Side Dishes to Watch
Korean BBQ comes with banchan, a spread of small side dishes that varies by restaurant. Some are naturally gluten free: plain kimchi (fermented with salt, garlic, and chili flakes), steamed rice, and fresh lettuce leaves for wrapping. Others are not. Japchae, the stir-fried glass noodles, uses dangmyeon noodles made from sweet potato starch and water, which are inherently gluten free. However, the sauce tossed with japchae typically includes soy sauce, so the finished dish usually contains gluten unless prepared differently.
Other banchan that commonly contain gluten include anything with a battered or fried coating (like Korean pancakes), dishes seasoned with regular soy sauce, and any pickled vegetables made with a soy-based brine. Steamed egg, seasoned spinach, and plain bean sprouts are generally safer, but preparation varies widely between restaurants.
Cross-Contamination at the Grill
Even if you order only unmarinated meat, the shared tabletop grill presents a real risk. If someone at your table (or the previous party) cooked marinated meat on the same grill surface, residue from wheat-containing sauces can transfer to your food. At restaurants where the staff changes the grill grate between courses, this is less of a concern. At others, you may be cooking on a surface already coated in bulgogi marinade.
You can reduce this risk by asking for a fresh grill grate before your meal starts, and by keeping marinated and unmarinated meats on separate areas of the cooking surface if you’re dining with others who are ordering marinated options. Some restaurants use individual grills per person, which gives you more control. If your sensitivity is severe, let the staff know upfront so they can accommodate you.
Making It Work at Home
The easiest way to enjoy Korean BBQ without gluten is to make it yourself. Start with plain cuts of pork belly or beef, and build your own dipping sauces using certified gluten-free gochujang (Koko and O’Food are widely available online) or tamari in place of regular soy sauce. Wrap the grilled meat in lettuce with rice, sliced garlic, and a dab of gluten-free ssamjang for the full experience.
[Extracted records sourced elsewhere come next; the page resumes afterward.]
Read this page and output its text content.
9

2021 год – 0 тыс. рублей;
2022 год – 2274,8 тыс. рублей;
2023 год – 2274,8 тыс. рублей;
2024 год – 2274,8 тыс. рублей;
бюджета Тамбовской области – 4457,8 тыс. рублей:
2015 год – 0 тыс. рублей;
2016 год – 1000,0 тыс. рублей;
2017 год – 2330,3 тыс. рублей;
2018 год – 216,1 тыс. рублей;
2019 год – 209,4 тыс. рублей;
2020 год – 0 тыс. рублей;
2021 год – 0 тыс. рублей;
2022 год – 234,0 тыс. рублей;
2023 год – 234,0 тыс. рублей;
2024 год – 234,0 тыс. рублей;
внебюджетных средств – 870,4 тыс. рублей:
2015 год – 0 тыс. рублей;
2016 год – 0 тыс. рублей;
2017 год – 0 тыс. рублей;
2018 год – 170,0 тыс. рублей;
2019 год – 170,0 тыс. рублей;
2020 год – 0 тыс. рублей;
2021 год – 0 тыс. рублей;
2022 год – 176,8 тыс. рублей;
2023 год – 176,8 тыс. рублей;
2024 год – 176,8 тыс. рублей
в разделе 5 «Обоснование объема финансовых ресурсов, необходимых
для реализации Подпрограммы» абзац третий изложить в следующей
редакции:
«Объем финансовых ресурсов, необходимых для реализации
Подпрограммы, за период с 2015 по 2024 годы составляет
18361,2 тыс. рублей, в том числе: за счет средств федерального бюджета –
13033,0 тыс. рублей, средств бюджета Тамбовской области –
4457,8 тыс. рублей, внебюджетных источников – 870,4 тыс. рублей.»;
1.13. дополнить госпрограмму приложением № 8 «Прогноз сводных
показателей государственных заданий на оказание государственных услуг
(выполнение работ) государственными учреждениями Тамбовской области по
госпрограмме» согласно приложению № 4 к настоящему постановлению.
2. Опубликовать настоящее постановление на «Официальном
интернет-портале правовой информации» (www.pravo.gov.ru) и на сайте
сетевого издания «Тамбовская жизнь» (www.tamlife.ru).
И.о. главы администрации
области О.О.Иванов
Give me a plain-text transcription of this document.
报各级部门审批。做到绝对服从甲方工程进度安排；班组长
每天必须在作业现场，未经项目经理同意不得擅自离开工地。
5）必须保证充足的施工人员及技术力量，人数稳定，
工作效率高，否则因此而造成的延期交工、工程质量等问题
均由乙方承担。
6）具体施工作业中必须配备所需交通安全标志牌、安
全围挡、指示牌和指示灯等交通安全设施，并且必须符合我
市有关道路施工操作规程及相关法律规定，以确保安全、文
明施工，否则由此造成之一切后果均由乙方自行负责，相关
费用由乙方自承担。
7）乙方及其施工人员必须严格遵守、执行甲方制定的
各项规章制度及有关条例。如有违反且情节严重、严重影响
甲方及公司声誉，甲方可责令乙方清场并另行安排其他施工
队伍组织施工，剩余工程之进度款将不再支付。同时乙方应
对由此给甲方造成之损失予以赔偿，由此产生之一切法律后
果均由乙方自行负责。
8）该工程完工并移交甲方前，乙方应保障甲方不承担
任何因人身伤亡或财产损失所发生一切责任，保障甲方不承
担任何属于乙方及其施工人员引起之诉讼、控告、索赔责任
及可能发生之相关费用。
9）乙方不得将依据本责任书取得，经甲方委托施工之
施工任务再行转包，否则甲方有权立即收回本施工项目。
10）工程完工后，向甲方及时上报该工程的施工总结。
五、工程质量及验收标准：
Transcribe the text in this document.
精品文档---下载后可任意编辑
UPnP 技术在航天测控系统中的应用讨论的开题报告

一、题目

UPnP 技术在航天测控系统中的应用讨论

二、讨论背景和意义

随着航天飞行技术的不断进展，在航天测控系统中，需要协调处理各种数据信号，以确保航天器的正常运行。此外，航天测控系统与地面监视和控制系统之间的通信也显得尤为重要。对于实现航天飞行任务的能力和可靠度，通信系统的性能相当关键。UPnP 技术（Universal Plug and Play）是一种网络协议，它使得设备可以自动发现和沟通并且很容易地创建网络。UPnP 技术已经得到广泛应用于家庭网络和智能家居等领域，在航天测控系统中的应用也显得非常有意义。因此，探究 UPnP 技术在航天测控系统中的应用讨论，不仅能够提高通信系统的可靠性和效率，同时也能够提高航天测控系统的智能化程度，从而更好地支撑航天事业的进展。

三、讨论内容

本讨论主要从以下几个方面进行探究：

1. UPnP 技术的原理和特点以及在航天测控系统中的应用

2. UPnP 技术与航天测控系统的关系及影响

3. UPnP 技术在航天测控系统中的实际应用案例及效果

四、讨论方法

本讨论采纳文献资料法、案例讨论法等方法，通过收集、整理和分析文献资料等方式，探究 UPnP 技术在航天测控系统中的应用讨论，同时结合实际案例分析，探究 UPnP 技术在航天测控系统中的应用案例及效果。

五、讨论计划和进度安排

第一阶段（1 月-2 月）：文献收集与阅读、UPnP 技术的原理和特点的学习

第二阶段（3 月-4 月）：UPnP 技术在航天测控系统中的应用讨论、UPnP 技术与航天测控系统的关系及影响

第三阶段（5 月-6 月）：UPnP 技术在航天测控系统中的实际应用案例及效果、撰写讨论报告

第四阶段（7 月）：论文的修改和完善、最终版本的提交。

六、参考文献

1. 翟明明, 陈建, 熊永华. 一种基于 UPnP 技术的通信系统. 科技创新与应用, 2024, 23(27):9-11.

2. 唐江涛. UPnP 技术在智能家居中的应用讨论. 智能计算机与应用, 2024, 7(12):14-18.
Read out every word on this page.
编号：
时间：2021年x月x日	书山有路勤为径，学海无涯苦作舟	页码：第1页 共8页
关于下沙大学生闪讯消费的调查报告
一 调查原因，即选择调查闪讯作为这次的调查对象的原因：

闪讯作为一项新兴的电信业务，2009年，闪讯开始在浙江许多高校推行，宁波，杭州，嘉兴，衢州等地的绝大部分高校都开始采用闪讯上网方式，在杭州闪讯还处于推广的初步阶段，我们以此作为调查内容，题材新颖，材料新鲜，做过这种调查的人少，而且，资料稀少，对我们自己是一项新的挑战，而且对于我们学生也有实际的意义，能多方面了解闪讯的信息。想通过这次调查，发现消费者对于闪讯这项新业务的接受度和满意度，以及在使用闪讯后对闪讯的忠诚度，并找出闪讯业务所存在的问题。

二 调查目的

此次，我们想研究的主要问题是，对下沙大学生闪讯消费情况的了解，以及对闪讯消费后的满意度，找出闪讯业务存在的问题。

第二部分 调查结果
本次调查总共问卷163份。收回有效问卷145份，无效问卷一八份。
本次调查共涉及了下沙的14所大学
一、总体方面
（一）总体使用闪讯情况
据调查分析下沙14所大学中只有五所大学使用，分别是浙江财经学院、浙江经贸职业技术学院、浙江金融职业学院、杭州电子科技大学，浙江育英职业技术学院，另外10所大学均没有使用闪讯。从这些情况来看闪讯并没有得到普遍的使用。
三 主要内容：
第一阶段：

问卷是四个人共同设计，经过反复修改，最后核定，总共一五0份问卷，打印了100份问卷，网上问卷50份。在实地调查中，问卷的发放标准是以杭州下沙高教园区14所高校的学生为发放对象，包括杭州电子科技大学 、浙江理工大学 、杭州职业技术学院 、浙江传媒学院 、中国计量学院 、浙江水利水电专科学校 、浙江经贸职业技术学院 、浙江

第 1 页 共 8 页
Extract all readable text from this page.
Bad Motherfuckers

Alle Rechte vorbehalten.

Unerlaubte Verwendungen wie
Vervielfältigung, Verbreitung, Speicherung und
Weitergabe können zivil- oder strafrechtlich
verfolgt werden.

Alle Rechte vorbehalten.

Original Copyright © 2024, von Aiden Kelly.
For japchae, buy dangmyeon noodles labeled 100% sweet potato starch, and substitute tamari or coconut aminos in the sauce. Most of the flavor in Korean BBQ comes from garlic, sesame, chili, and the grill itself, none of which contain gluten. With the right swaps, very little is lost.
What to Ask at a Restaurant
If you’re eating out, a few specific questions will tell you what you need to know. Ask whether the marinades use soy sauce or wheat-based ingredients. Ask if they have gluten-free soy sauce or tamari available. Ask whether the banchan contains soy sauce. And ask if they can start you with a clean grill grate. A restaurant that can answer these questions confidently is one that can feed you safely. One that can’t is a sign to stick with the plainest options on the menu or choose a different spot.